# Question about dimensionality of geometric vectors

I have a seemingly basic question about the transformation of units while normalizing a geometric vector. Let's take for example a vector v having components x and y denoting the distance from the beginning of a coordinate system. Therefore the dimension/unit of both x and y is the length - let's call it D. The length of v is the root of sum of their squares, which means the root of D^2, so simply D again. Given that normalization involves dividing x and y by the length of v, we get D/D which gives us a dimensionless quantity. So the normalized vector is dimensionless or am I making a mistake somewhere?

• Yes the only information it carries is direction, the units are part of the magnitude. – Triatticus Dec 22 '16 at 10:52
• That makes sense, although intuition suggests a normalized vector is simply a vector that is scaled. – krojew Dec 22 '16 at 11:07

## 1 Answer

Yes, your intuition is right. A normalized vector has length $1$, without a unit.
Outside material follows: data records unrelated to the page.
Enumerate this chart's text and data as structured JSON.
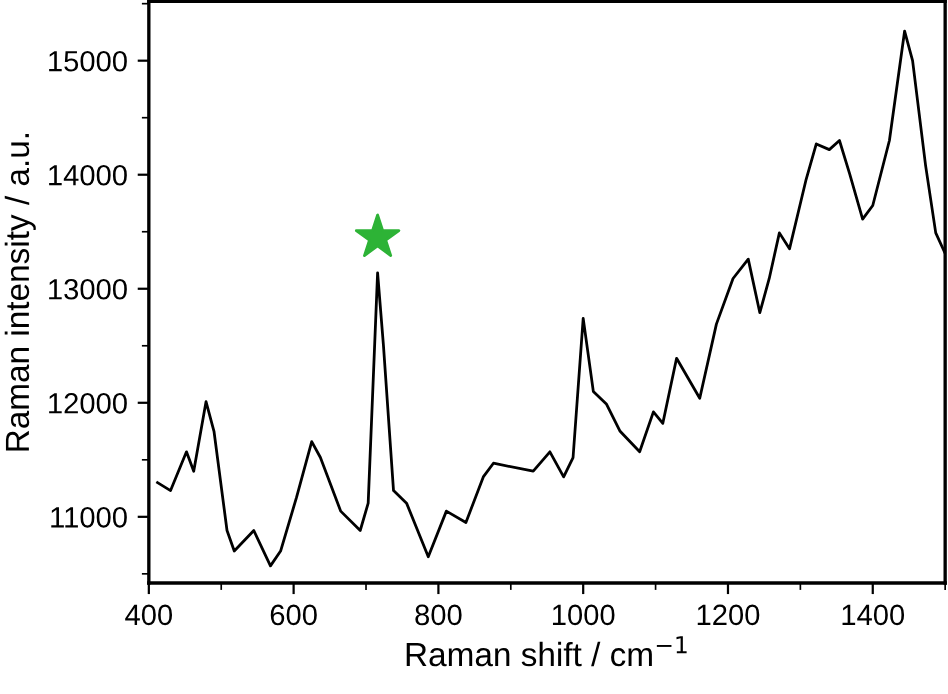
{
  "chart_data": {
    "type": "line",
    "xlabel": "Raman shift / cm$^{−1}$",
    "ylabel": "Raman intensity / a.u.",
    "xlim": [
      400,
      1500
    ],
    "ylim": [
      10420,
      15520
    ],
    "xticks": [
      400,
      600,
      800,
      1000,
      1200,
      1400
    ],
    "yticks": [
      11000,
      12000,
      13000,
      14000,
      15000
    ],
    "grid": false,
    "legend": false,
    "line_style": "solid",
    "series": [
      {
        "color": "#000000",
        "marker": "none",
        "x": [
          412,
          430,
          452,
          462,
          479,
          490,
          508,
          518,
          545,
          568,
          582,
          604,
          625,
          637,
          665,
          692,
          703,
          716,
          724,
          738,
          756,
          786,
          811,
          838,
          862,
          876,
          931,
          954,
          973,
          986,
          1000,
          1014,
          1032,
          1051,
          1078,
          1097,
          1110,
          1129,
          1161,
          1184,
          1207,
          1228,
          1244,
          1257,
          1271,
          1285,
          1308,
          1322,
          1340,
          1354,
          1368,
          1386,
          1400,
          1423,
          1444,
          1455,
          1473,
          1487,
          1500
        ],
        "values": [
          11300,
          11230,
          11570,
          11400,
          12010,
          11750,
          10880,
          10700,
          10880,
          10570,
          10700,
          11170,
          11660,
          11520,
          11050,
          10880,
          11120,
          13140,
          12510,
          11230,
          11120,
          10650,
          11050,
          10950,
          11350,
          11470,
          11400,
          11570,
          11350,
          11520,
          12740,
          12100,
          11990,
          11750,
          11570,
          11920,
          11820,
          12390,
          12040,
          12690,
          13090,
          13260,
          12790,
          13090,
          13490,
          13350,
          13960,
          14270,
          14220,
          14300,
          14010,
          13610,
          13730,
          14300,
          15260,
          15000,
          14080,
          13490,
          13310
        ]
      },
      {
        "type": "scatter",
        "color": "#2db336",
        "marker": "star",
        "x": [
          716
        ],
        "values": [
          13450
        ]
      }
    ]
  }
}
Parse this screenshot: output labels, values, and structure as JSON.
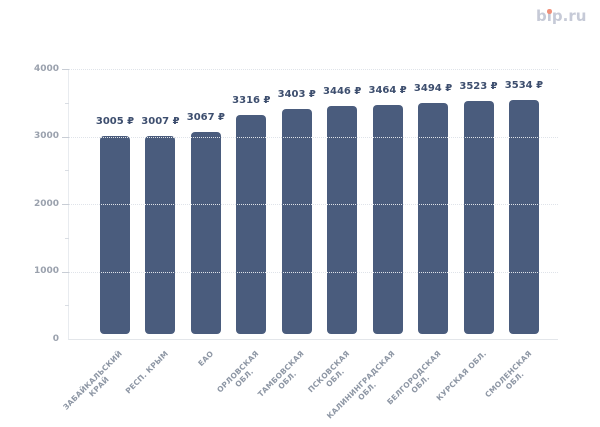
{
  "logo": {
    "text": "bip.ru",
    "text_color": "#c6cad7",
    "dot_color": "#f0907a"
  },
  "chart_data": {
    "type": "bar",
    "title": "",
    "xlabel": "",
    "ylabel": "",
    "categories": [
      "ЗАБАЙКАЛЬСКИЙ КРАЙ",
      "РЕСП. КРЫМ",
      "ЕАО",
      "ОРЛОВСКАЯ ОБЛ.",
      "ТАМБОВСКАЯ ОБЛ.",
      "ПСКОВСКАЯ ОБЛ.",
      "КАЛИНИНГРАДСКАЯ ОБЛ.",
      "БЕЛГОРОДСКАЯ ОБЛ.",
      "КУРСКАЯ ОБЛ.",
      "СМОЛЕНСКАЯ ОБЛ."
    ],
    "category_lines": [
      [
        "ЗАБАЙКАЛЬСКИЙ",
        "КРАЙ"
      ],
      [
        "РЕСП. КРЫМ"
      ],
      [
        "ЕАО"
      ],
      [
        "ОРЛОВСКАЯ",
        "ОБЛ."
      ],
      [
        "ТАМБОВСКАЯ",
        "ОБЛ."
      ],
      [
        "ПСКОВСКАЯ",
        "ОБЛ."
      ],
      [
        "КАЛИНИНГРАДСКАЯ",
        "ОБЛ."
      ],
      [
        "БЕЛГОРОДСКАЯ",
        "ОБЛ."
      ],
      [
        "КУРСКАЯ ОБЛ."
      ],
      [
        "СМОЛЕНСКАЯ",
        "ОБЛ."
      ]
    ],
    "values": [
      3005,
      3007,
      3067,
      3316,
      3403,
      3446,
      3464,
      3494,
      3523,
      3534
    ],
    "value_suffix": " ₽",
    "value_labels": [
      "3005 ₽",
      "3007 ₽",
      "3067 ₽",
      "3316 ₽",
      "3403 ₽",
      "3446 ₽",
      "3464 ₽",
      "3494 ₽",
      "3523 ₽",
      "3534 ₽"
    ],
    "ylim": [
      0,
      4000
    ],
    "yticks": [
      0,
      1000,
      2000,
      3000,
      4000
    ],
    "minor_yticks": [
      500,
      1500,
      2500,
      3500
    ],
    "grid": "horizontal dotted at major ticks",
    "legend": "none",
    "bar_color": "#4a5c7d",
    "value_label_color": "#3d4e6e",
    "y_axis_label_color": "#9aa1ad",
    "x_axis_label_color": "#8d96a4"
  }
}
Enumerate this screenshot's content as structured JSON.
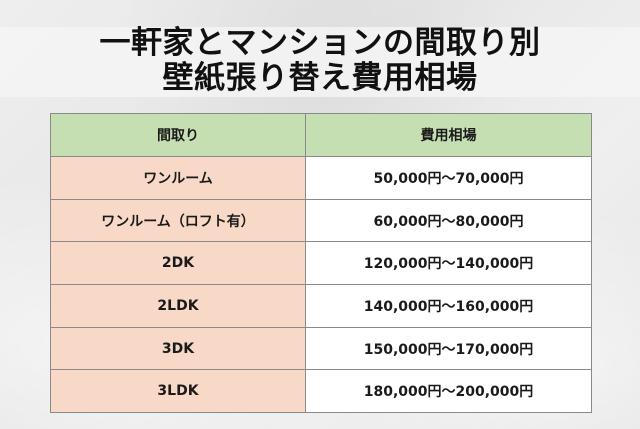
{
  "title": {
    "line1": "一軒家とマンションの間取り別",
    "line2": "壁紙張り替え費用相場"
  },
  "table": {
    "headers": {
      "layout": "間取り",
      "price": "費用相場"
    },
    "rows": [
      {
        "layout": "ワンルーム",
        "price": "50,000円～70,000円"
      },
      {
        "layout": "ワンルーム（ロフト有）",
        "price": "60,000円～80,000円"
      },
      {
        "layout": "2DK",
        "price": "120,000円～140,000円"
      },
      {
        "layout": "2LDK",
        "price": "140,000円～160,000円"
      },
      {
        "layout": "3DK",
        "price": "150,000円～170,000円"
      },
      {
        "layout": "3LDK",
        "price": "180,000円～200,000円"
      }
    ]
  },
  "colors": {
    "header_background": "#c5dfb3",
    "layout_cell_background": "#f8d9c7",
    "price_cell_background": "#ffffff",
    "page_background": "#ececec"
  }
}
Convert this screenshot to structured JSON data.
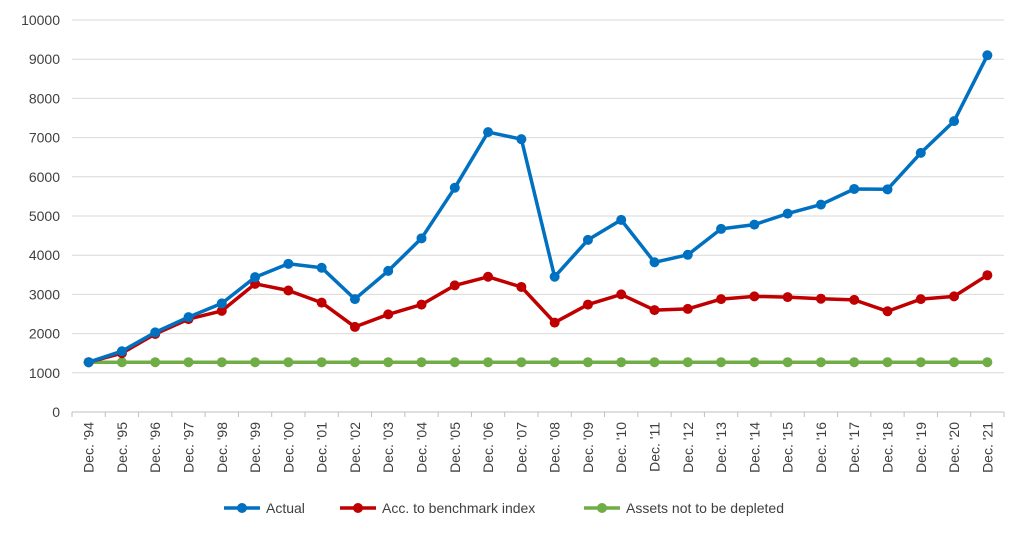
{
  "chart_data": {
    "type": "line",
    "categories": [
      "Dec. '94",
      "Dec. '95",
      "Dec. '96",
      "Dec. '97",
      "Dec. '98",
      "Dec. '99",
      "Dec. '00",
      "Dec. '01",
      "Dec. '02",
      "Dec. '03",
      "Dec. '04",
      "Dec. '05",
      "Dec. '06",
      "Dec. '07",
      "Dec. '08",
      "Dec. '09",
      "Dec. '10",
      "Dec. '11",
      "Dec. '12",
      "Dec. '13",
      "Dec. '14",
      "Dec. '15",
      "Dec. '16",
      "Dec. '17",
      "Dec. '18",
      "Dec. '19",
      "Dec. '20",
      "Dec. '21"
    ],
    "series": [
      {
        "name": "Actual",
        "color": "#0070C0",
        "values": [
          1270,
          1550,
          2030,
          2420,
          2770,
          3440,
          3780,
          3680,
          2880,
          3600,
          4430,
          5720,
          7140,
          6960,
          3450,
          4390,
          4900,
          3820,
          4010,
          4670,
          4780,
          5060,
          5290,
          5690,
          5680,
          6610,
          7420,
          9100
        ]
      },
      {
        "name": "Acc. to benchmark index",
        "color": "#C00000",
        "values": [
          1270,
          1500,
          1990,
          2370,
          2580,
          3270,
          3100,
          2790,
          2170,
          2490,
          2740,
          3230,
          3450,
          3190,
          2280,
          2740,
          3000,
          2600,
          2630,
          2880,
          2950,
          2930,
          2890,
          2860,
          2570,
          2880,
          2950,
          3490
        ]
      },
      {
        "name": "Assets not to be depleted",
        "color": "#70AD47",
        "values": [
          1270,
          1270,
          1270,
          1270,
          1270,
          1270,
          1270,
          1270,
          1270,
          1270,
          1270,
          1270,
          1270,
          1270,
          1270,
          1270,
          1270,
          1270,
          1270,
          1270,
          1270,
          1270,
          1270,
          1270,
          1270,
          1270,
          1270,
          1270
        ]
      }
    ],
    "ylim": [
      0,
      10000
    ],
    "yticks": [
      "0",
      "1000",
      "2000",
      "3000",
      "4000",
      "5000",
      "6000",
      "7000",
      "8000",
      "9000",
      "10000"
    ],
    "grid": true,
    "legend_position": "bottom",
    "title": "",
    "xlabel": "",
    "ylabel": ""
  }
}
In a sense, it lives in a different vector space than the length-based one, just like velocities, frequencies and various other physical quantities live in different vector spaces. You can multiply any length with a normalized vector to obtain a vector of the given length in the given direction, i.e. to convert from a dimensionless vector to one with a length dimension, but it's indeed best to consider this a separate step.